Some other important related parameters to be configured are:

min.insync.replicas: Specifies the minimum number of replicas that must acknowledge a write for the write to be considered successful. offsets.retention.check.interval.ms: Frequency at which to check for stale Offsets.

offsets.topic.segment.bytes: This should be kept relatively small in order to facilitate faster Log Compaction and Cache Loads. replica.lag.time.max.ms: If the follower has not consumed the Leaders log OR sent fetch requests, for at least this much time, it is removed from the ISR.

replica.fetch.wait.max.ms: Max wait time for each fetcher request issued by follower replicas, must be less than the replica.lag.time.max.ms to avoid shrinking of ISR.

transaction.max.timeout.ms: In case a client requests a timeout greater than this value, it’s not allowed so as to not stall other consumers. zookeeper.session.timeout.ms: Zookeeper session timeout.

zookeeper.sync.time.ms: How far a follower can be behind a Leader, setting this too high can result in an ISR that has potentially many out-of-sync nodes.


Solution

  • time-related settings aren't what you want; if you increase these, it just means it will take longer for Kafka to show you the problem, meanwhile your data actually gets further behind. For a brand new cluster, you should have no out of sync ISR until you start adding load...

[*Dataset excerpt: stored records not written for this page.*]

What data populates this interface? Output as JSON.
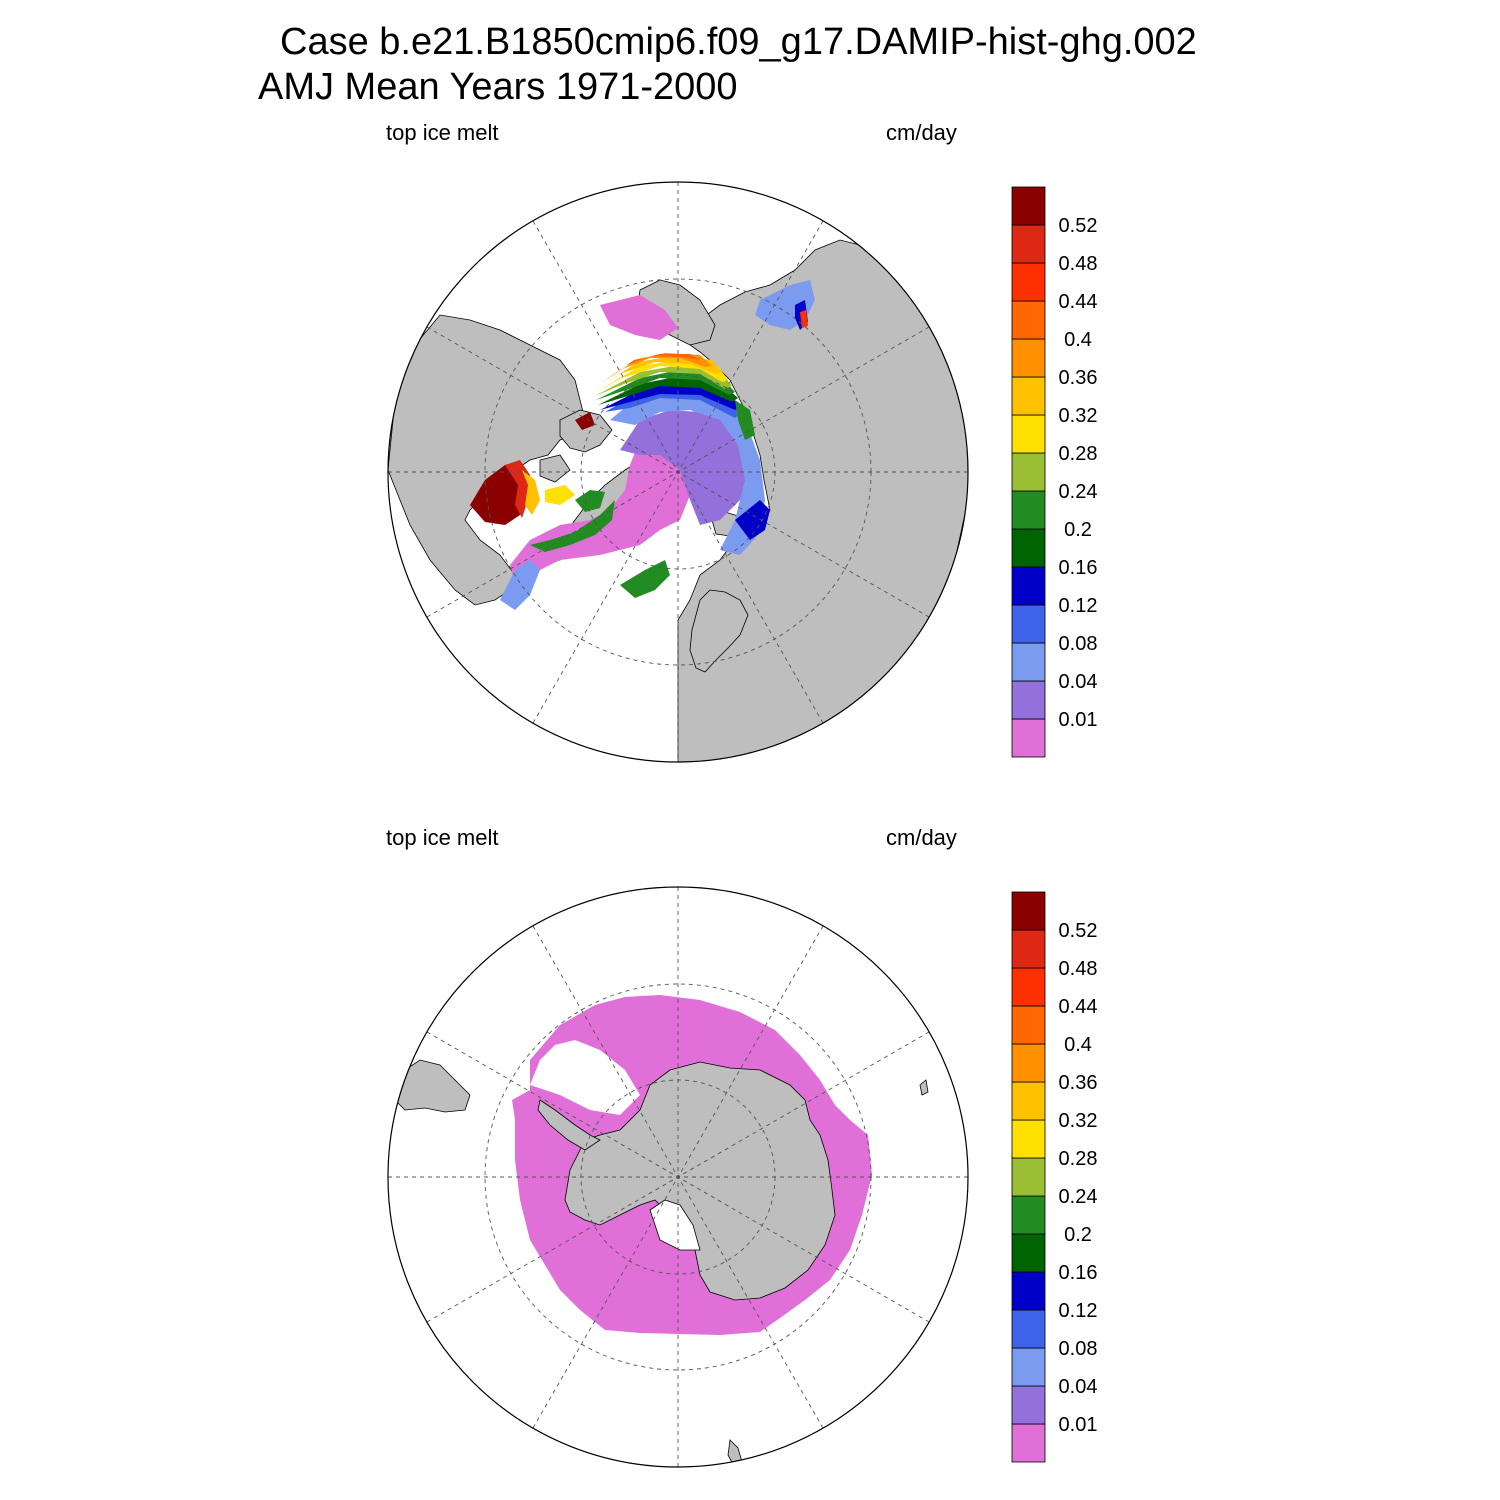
{
  "figure": {
    "title_line1": "Case b.e21.B1850cmip6.f09_g17.DAMIP-hist-ghg.002",
    "title_line2": "AMJ Mean   Years 1971-2000"
  },
  "colorbar": {
    "colors": [
      "#e070d8",
      "#9370db",
      "#7b9bf0",
      "#3e63e8",
      "#0000c8",
      "#006400",
      "#228b22",
      "#9bbf32",
      "#ffe000",
      "#ffc000",
      "#ff9000",
      "#ff6800",
      "#ff3000",
      "#dc2814",
      "#8b0000"
    ],
    "labels": [
      "0.01",
      "0.04",
      "0.08",
      "0.12",
      "0.16",
      "0.2",
      "0.24",
      "0.28",
      "0.32",
      "0.36",
      "0.4",
      "0.44",
      "0.48",
      "0.52"
    ]
  },
  "panels": [
    {
      "id": "north",
      "hemisphere": "Northern Hemisphere",
      "left_label": "top ice melt",
      "right_label": "cm/day"
    },
    {
      "id": "south",
      "hemisphere": "Southern Hemisphere",
      "left_label": "top ice melt",
      "right_label": "cm/day"
    }
  ]
}
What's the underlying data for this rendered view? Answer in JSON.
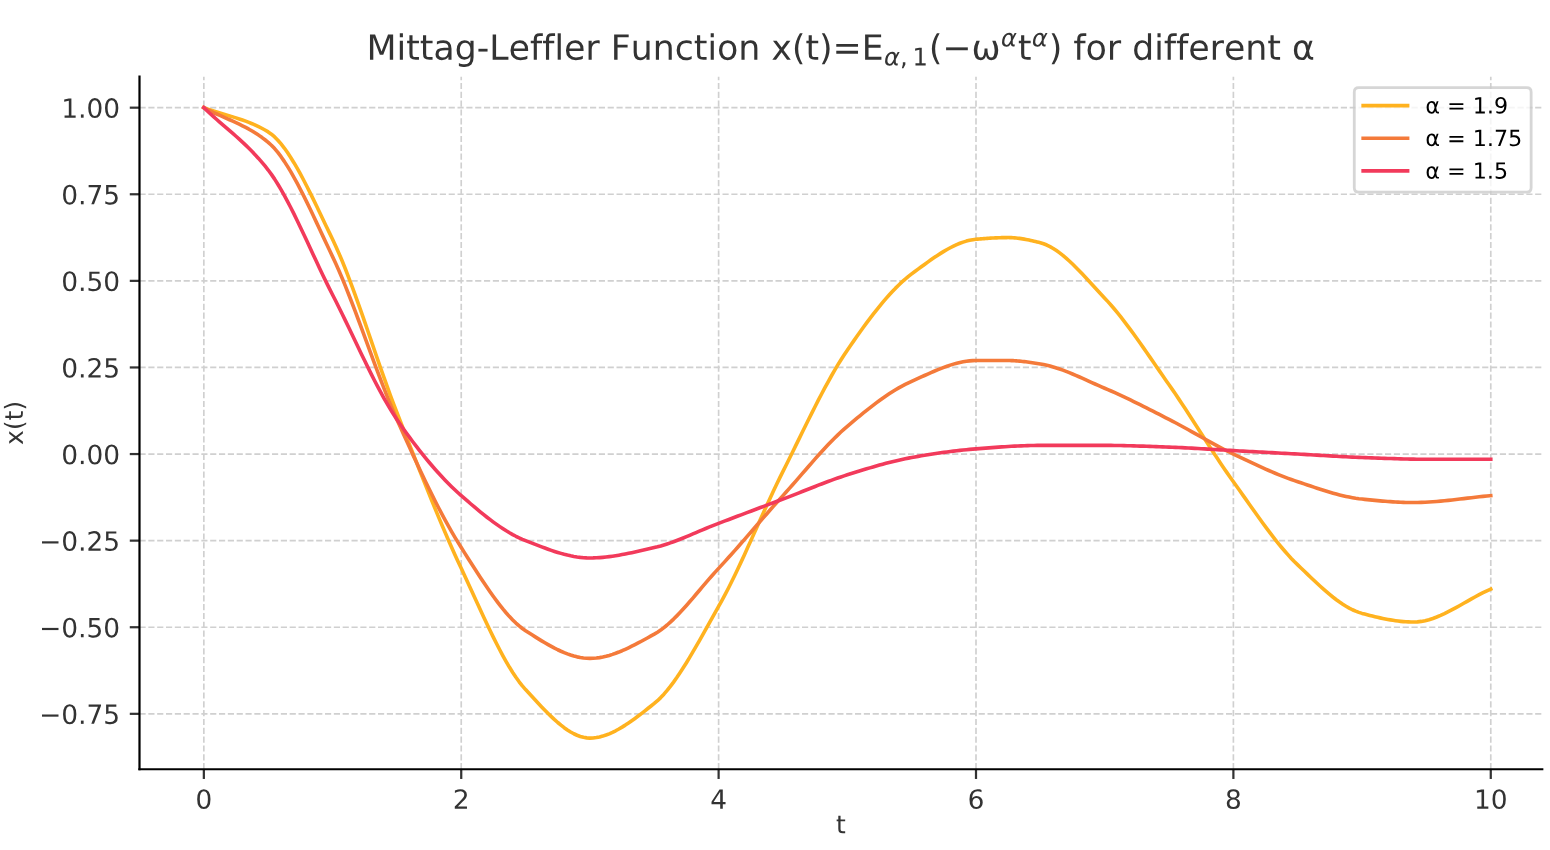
{
  "chart_data": {
    "type": "line",
    "title": "Mittag-Leffler Function x(t)=E$_{α,1}$(−ω$^{α}$t$^{α}$) for different α",
    "xlabel": "t",
    "ylabel": "x(t)",
    "xlim": [
      -0.5,
      10.4
    ],
    "ylim": [
      -0.91,
      1.09
    ],
    "xticks": [
      0,
      2,
      4,
      6,
      8,
      10
    ],
    "yticks": [
      {
        "value": -0.75,
        "label": "−0.75"
      },
      {
        "value": -0.5,
        "label": "−0.50"
      },
      {
        "value": -0.25,
        "label": "−0.25"
      },
      {
        "value": 0,
        "label": "0.00"
      },
      {
        "value": 0.25,
        "label": "0.25"
      },
      {
        "value": 0.5,
        "label": "0.50"
      },
      {
        "value": 0.75,
        "label": "0.75"
      },
      {
        "value": 1,
        "label": "1.00"
      }
    ],
    "grid": true,
    "legend": "top right",
    "line_style": "solid",
    "series": [
      {
        "name": "α = 1.9",
        "color": "#ffb21f",
        "x": [
          0,
          0.5,
          1,
          1.5,
          2,
          2.5,
          3,
          3.5,
          4,
          4.5,
          5,
          5.5,
          6,
          6.25,
          6.5,
          7,
          7.5,
          8,
          8.5,
          9,
          9.4,
          10
        ],
        "values": [
          1,
          0.93,
          0.62,
          0.12,
          -0.33,
          -0.68,
          -0.82,
          -0.72,
          -0.44,
          -0.05,
          0.3,
          0.52,
          0.62,
          0.625,
          0.61,
          0.45,
          0.2,
          -0.08,
          -0.32,
          -0.46,
          -0.485,
          -0.39
        ]
      },
      {
        "name": "α = 1.75",
        "color": "#f47a3a",
        "x": [
          0,
          0.5,
          1,
          1.5,
          2,
          2.5,
          3,
          3.5,
          4,
          4.5,
          5,
          5.5,
          6,
          6.25,
          6.5,
          7,
          7.5,
          8,
          8.5,
          9,
          9.4,
          10
        ],
        "values": [
          1,
          0.9,
          0.57,
          0.1,
          -0.27,
          -0.51,
          -0.59,
          -0.52,
          -0.33,
          -0.12,
          0.08,
          0.21,
          0.27,
          0.27,
          0.26,
          0.19,
          0.1,
          0,
          -0.08,
          -0.13,
          -0.14,
          -0.12
        ]
      },
      {
        "name": "α = 1.5",
        "color": "#f23a5b",
        "x": [
          0,
          0.5,
          1,
          1.5,
          2,
          2.5,
          3,
          3.5,
          4,
          4.5,
          5,
          5.5,
          6,
          6.5,
          7,
          7.5,
          8,
          8.5,
          9,
          9.5,
          10
        ],
        "values": [
          1,
          0.82,
          0.46,
          0.1,
          -0.12,
          -0.25,
          -0.3,
          -0.27,
          -0.2,
          -0.13,
          -0.06,
          -0.01,
          0.015,
          0.025,
          0.025,
          0.02,
          0.01,
          0,
          -0.01,
          -0.015,
          -0.015
        ]
      }
    ]
  }
}
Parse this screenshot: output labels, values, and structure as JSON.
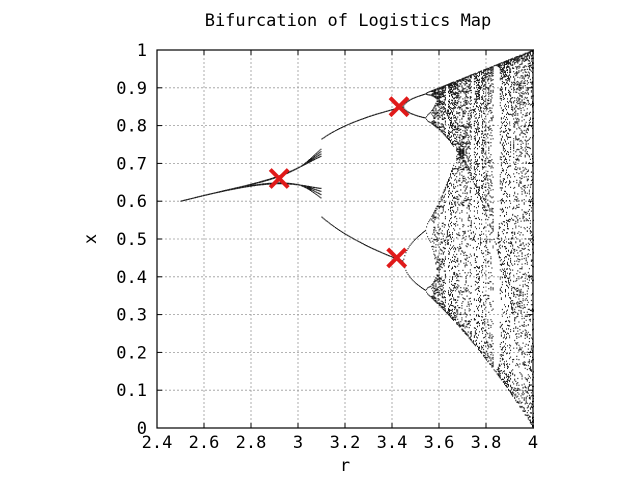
{
  "chart_data": {
    "type": "scatter",
    "title": "Bifurcation of Logistics Map",
    "xlabel": "r",
    "ylabel": "x",
    "xlim": [
      2.4,
      4.0
    ],
    "ylim": [
      0,
      1
    ],
    "x_ticks": [
      "2.4",
      "2.6",
      "2.8",
      "3",
      "3.2",
      "3.4",
      "3.6",
      "3.8",
      "4"
    ],
    "y_ticks": [
      "0",
      "0.1",
      "0.2",
      "0.3",
      "0.4",
      "0.5",
      "0.6",
      "0.7",
      "0.8",
      "0.9",
      "1"
    ],
    "grid": true,
    "series": [
      {
        "map": "x_next = r * x * (1 - x)",
        "r_range": [
          2.5,
          4.0
        ],
        "color": "#000000",
        "marker": "dot"
      }
    ],
    "annotations": [
      {
        "type": "x-marker",
        "color": "#e01a1a",
        "x": 2.92,
        "y": 0.66
      },
      {
        "type": "x-marker",
        "color": "#e01a1a",
        "x": 3.43,
        "y": 0.85
      },
      {
        "type": "x-marker",
        "color": "#e01a1a",
        "x": 3.42,
        "y": 0.45
      }
    ]
  }
}
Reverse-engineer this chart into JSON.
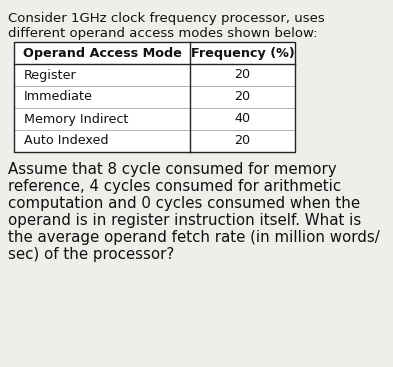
{
  "intro_text_line1": "Consider 1GHz clock frequency processor, uses",
  "intro_text_line2": "different operand access modes shown below:",
  "table_headers": [
    "Operand Access Mode",
    "Frequency (%)"
  ],
  "table_rows": [
    [
      "Register",
      "20"
    ],
    [
      "Immediate",
      "20"
    ],
    [
      "Memory Indirect",
      "40"
    ],
    [
      "Auto Indexed",
      "20"
    ]
  ],
  "footer_lines": [
    "Assume that 8 cycle consumed for memory",
    "reference, 4 cycles consumed for arithmetic",
    "computation and 0 cycles consumed when the",
    "operand is in register instruction itself. What is",
    "the average operand fetch rate (in million words/",
    "sec) of the processor?"
  ],
  "bg_color": "#f0eeea",
  "text_color": "#111111",
  "table_border_color": "#222222",
  "intro_fontsize": 9.5,
  "header_fontsize": 9.2,
  "row_fontsize": 9.2,
  "footer_fontsize": 10.8
}
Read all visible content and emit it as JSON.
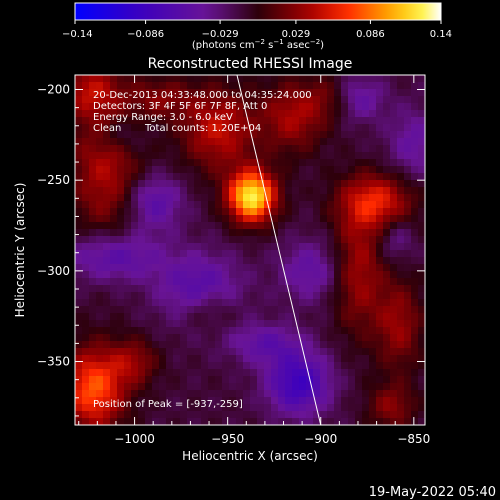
{
  "colorbar": {
    "ticks": [
      {
        "value": -0.14,
        "label": "−0.14"
      },
      {
        "value": -0.086,
        "label": "−0.086"
      },
      {
        "value": -0.029,
        "label": "−0.029"
      },
      {
        "value": 0.029,
        "label": "0.029"
      },
      {
        "value": 0.086,
        "label": "0.086"
      },
      {
        "value": 0.14,
        "label": "0.14"
      }
    ],
    "range": [
      -0.14,
      0.14
    ],
    "unit_prefix": "(photons cm",
    "unit_exp1": "−2",
    "unit_mid": " s",
    "unit_exp2": "−1",
    "unit_mid2": " asec",
    "unit_exp3": "−2",
    "unit_suffix": ")"
  },
  "chart_data": {
    "type": "heatmap",
    "title": "Reconstructed RHESSI Image",
    "xlabel": "Heliocentric X (arcsec)",
    "ylabel": "Heliocentric Y (arcsec)",
    "xlim": [
      -1032,
      -844
    ],
    "ylim": [
      -385,
      -192
    ],
    "xticks": [
      {
        "value": -1000,
        "label": "−1000"
      },
      {
        "value": -950,
        "label": "−950"
      },
      {
        "value": -900,
        "label": "−900"
      },
      {
        "value": -850,
        "label": "−850"
      }
    ],
    "yticks": [
      {
        "value": -200,
        "label": "−200"
      },
      {
        "value": -250,
        "label": "−250"
      },
      {
        "value": -300,
        "label": "−300"
      },
      {
        "value": -350,
        "label": "−350"
      }
    ],
    "peak": {
      "x": -937,
      "y": -259
    },
    "limb_line": [
      {
        "x": -945,
        "y": -192
      },
      {
        "x": -900,
        "y": -385
      }
    ],
    "sources": [
      {
        "x": -937,
        "y": -259,
        "sx": 9,
        "sy": 10,
        "a": 0.14
      },
      {
        "x": -955,
        "y": -222,
        "sx": 14,
        "sy": 16,
        "a": 0.06
      },
      {
        "x": -915,
        "y": -215,
        "sx": 12,
        "sy": 14,
        "a": 0.05
      },
      {
        "x": -1015,
        "y": -240,
        "sx": 14,
        "sy": 32,
        "a": 0.055
      },
      {
        "x": -1025,
        "y": -200,
        "sx": 10,
        "sy": 10,
        "a": 0.04
      },
      {
        "x": -985,
        "y": -205,
        "sx": 12,
        "sy": 8,
        "a": 0.035
      },
      {
        "x": -1022,
        "y": -365,
        "sx": 12,
        "sy": 16,
        "a": 0.09
      },
      {
        "x": -1000,
        "y": -350,
        "sx": 9,
        "sy": 9,
        "a": 0.04
      },
      {
        "x": -870,
        "y": -262,
        "sx": 14,
        "sy": 11,
        "a": 0.07
      },
      {
        "x": -880,
        "y": -300,
        "sx": 10,
        "sy": 24,
        "a": 0.05
      },
      {
        "x": -858,
        "y": -330,
        "sx": 9,
        "sy": 18,
        "a": 0.045
      },
      {
        "x": -862,
        "y": -375,
        "sx": 9,
        "sy": 9,
        "a": 0.04
      },
      {
        "x": -895,
        "y": -205,
        "sx": 9,
        "sy": 9,
        "a": 0.03
      },
      {
        "x": -960,
        "y": -322,
        "sx": 10,
        "sy": 8,
        "a": 0.03
      },
      {
        "x": -912,
        "y": -362,
        "sx": 12,
        "sy": 12,
        "a": -0.075
      },
      {
        "x": -1012,
        "y": -292,
        "sx": 18,
        "sy": 10,
        "a": -0.055
      },
      {
        "x": -990,
        "y": -262,
        "sx": 11,
        "sy": 11,
        "a": -0.05
      },
      {
        "x": -1008,
        "y": -225,
        "sx": 10,
        "sy": 8,
        "a": -0.035
      },
      {
        "x": -965,
        "y": -310,
        "sx": 16,
        "sy": 14,
        "a": -0.05
      },
      {
        "x": -905,
        "y": -300,
        "sx": 12,
        "sy": 12,
        "a": -0.04
      },
      {
        "x": -880,
        "y": -205,
        "sx": 10,
        "sy": 9,
        "a": -0.04
      },
      {
        "x": -850,
        "y": -230,
        "sx": 10,
        "sy": 14,
        "a": -0.035
      },
      {
        "x": -930,
        "y": -340,
        "sx": 14,
        "sy": 8,
        "a": -0.04
      },
      {
        "x": -860,
        "y": -282,
        "sx": 7,
        "sy": 9,
        "a": -0.03
      }
    ],
    "annotations": {
      "line1": "20-Dec-2013 04:33:48.000 to 04:35:24.000",
      "line2": "Detectors: 3F 4F 5F 6F 7F 8F, Att 0",
      "line3": "Energy Range: 3.0 - 6.0 keV",
      "line4_a": "Clean",
      "line4_b": "Total counts: 1.20E+04",
      "peak_label": "Position of Peak = [-937,-259]"
    }
  },
  "footer": {
    "date": "19-May-2022 05:40"
  }
}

    Increasing num.replica.fetchers and num.network.threads will allow the brokers to read replicas over the network faster. At most, you can try setting these to the number of CPU cores on the machines.

    Smaller segment bytes can be used to increase replication, but it's better to set that on a per-topic basis, for compaction only, not to adjust replication cluster-wide.